Thursday, March 31, 2011

Tips on getting published

If you want to write children's books, here is what you need to do:
  1. Join SCBWI.org. Why?
    • Because it is an organization of writers, illustrators, editors, agents and others involved in the business.
    • They provide training, workshops, and how-tos
    • The website is a great resource
    • Networking, networking, networking. I am attending a workshop this weekend. 11 of the authors who have attended had book deals by the networking
  2. Do your homework. Why?
    • Editors do not like it when people do not read the guidelines
    • You won't make it out of the slush pile if an editor feels disrespected
    • Some houses like to work with new authors.
    • If you write about animals, and a publishing company says "no animals", well, you just lost credibility. Some of them will remember your name
  3. Join a critique group. Why?
    • Because no matter how good you think it is, your first draft sucks. Often we are soo excited by our words, our judgment clouds reality.

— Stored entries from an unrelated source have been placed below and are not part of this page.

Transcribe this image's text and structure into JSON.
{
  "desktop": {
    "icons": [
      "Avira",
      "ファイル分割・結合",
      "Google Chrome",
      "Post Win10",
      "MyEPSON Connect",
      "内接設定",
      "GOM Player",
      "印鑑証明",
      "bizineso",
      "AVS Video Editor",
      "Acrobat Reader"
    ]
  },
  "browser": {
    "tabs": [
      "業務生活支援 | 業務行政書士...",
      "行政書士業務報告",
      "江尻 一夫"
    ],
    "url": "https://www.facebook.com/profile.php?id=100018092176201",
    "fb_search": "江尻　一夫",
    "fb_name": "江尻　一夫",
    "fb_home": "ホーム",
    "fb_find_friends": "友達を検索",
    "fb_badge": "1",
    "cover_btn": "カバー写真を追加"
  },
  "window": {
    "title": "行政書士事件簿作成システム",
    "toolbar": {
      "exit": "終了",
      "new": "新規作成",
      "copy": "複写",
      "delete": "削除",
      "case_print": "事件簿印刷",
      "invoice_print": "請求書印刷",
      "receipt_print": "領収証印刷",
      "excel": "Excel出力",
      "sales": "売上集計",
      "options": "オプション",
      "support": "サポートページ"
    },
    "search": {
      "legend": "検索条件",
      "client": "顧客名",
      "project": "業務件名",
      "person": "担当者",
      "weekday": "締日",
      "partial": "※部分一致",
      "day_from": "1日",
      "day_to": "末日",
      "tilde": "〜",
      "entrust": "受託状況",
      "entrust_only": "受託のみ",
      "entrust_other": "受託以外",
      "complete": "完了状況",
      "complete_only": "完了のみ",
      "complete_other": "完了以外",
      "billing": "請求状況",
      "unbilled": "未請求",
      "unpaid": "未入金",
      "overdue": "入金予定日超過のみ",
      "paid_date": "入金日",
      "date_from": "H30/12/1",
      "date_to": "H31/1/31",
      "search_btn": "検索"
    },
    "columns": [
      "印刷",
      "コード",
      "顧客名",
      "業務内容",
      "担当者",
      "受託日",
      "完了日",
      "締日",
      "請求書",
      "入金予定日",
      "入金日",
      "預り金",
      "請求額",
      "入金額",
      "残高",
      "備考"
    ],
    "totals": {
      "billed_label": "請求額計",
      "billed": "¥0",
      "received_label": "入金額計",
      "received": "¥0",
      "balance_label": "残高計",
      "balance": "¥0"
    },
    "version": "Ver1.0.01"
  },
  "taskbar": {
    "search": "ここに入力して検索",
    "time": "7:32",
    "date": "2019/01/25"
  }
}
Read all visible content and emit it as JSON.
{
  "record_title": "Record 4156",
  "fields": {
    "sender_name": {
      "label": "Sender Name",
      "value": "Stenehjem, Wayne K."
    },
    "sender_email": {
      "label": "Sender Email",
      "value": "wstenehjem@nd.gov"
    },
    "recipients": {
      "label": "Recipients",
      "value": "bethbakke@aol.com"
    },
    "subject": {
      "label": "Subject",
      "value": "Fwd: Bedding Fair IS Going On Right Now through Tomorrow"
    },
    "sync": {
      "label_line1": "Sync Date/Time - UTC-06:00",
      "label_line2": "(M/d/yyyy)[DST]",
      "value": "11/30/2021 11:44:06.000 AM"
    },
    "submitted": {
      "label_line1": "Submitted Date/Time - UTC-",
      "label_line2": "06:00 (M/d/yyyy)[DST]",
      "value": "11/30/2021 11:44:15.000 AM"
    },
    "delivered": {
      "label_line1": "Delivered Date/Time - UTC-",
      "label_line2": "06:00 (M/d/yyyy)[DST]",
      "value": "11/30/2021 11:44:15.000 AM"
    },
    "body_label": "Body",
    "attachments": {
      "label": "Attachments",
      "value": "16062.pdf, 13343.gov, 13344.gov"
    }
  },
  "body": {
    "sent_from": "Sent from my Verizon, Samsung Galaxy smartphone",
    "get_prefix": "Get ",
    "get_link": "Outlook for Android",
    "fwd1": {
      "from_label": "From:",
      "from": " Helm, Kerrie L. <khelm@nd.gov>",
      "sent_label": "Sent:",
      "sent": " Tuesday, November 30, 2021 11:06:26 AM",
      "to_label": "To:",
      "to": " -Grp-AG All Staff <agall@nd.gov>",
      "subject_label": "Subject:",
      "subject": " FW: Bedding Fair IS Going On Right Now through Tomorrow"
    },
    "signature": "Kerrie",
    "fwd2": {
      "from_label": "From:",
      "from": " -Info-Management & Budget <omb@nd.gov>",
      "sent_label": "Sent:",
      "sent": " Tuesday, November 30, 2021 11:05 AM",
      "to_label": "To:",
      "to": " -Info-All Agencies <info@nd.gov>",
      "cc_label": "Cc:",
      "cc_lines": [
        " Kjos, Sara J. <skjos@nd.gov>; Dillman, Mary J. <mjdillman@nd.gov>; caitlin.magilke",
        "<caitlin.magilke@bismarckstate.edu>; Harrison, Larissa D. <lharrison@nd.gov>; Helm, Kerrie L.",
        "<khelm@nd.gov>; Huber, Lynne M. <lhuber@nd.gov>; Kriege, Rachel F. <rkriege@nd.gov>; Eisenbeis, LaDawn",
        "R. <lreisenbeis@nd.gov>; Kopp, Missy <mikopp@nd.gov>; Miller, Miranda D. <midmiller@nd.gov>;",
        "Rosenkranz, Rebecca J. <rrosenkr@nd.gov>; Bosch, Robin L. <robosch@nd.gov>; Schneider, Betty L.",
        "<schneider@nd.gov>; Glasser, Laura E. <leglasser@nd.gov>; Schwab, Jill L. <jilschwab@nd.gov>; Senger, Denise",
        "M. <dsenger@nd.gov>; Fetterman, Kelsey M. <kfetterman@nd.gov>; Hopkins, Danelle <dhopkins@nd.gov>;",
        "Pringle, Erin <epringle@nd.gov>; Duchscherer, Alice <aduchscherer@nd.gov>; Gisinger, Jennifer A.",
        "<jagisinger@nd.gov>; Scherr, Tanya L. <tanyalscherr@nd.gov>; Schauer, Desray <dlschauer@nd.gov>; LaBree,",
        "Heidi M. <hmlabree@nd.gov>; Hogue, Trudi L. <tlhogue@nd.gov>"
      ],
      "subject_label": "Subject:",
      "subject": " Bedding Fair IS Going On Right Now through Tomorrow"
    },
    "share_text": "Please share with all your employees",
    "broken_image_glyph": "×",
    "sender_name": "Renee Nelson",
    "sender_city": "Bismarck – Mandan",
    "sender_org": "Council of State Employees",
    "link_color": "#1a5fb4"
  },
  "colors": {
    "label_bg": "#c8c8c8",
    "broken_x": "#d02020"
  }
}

    • Others will catch what we miss, point out inconsistencies, bad word choices, under-character development, etc.
    • Networking
    • A good story will be rewritten, rewritten, and rewritten.
  4. Be prepared for rejection. Why?
    • It's part of the process, don't take it personally
    • Look at the manuscript after each round, rework, reevaluate, rewrite.
    • Don't take it personally
  5. Don't jump into self-publishing (unless you want it for a specific reason and don't care about reviews). There are reasons to do this, but I would not make it my first avenue.
    • Most publishers will not take a book after it has been self-published. It's already out there, been bought, and is not a first edition. To get their attention, it has to sell a ton, thousands, of copies
    • Name recognition. If you don't already have a reputation as an author (Stephen King could self-publish and still have a best seller), it makes it hard to get your book out there.
    • Reviews. Reviews are important to getting a book sold.
    • Editing! This is one thing that makes me cringe. So many self-publish and don't have it properly edited. I was looking through some books the other day, and saw so many minor mistakes.      Note: Editing does not mean asking your spouse, sister, or best friend to look at it.
    • For picture books, the art and words need to be designed to catch attention. This often gets missed and you have what looks like something a grade school class published.
    • Cost. A few of the books I looked at shot themselves out of the marketplace. I won't pay $22 for a picture book from an unknown author who has mistakes.
    • If you go this route, spend time researching any house you go with.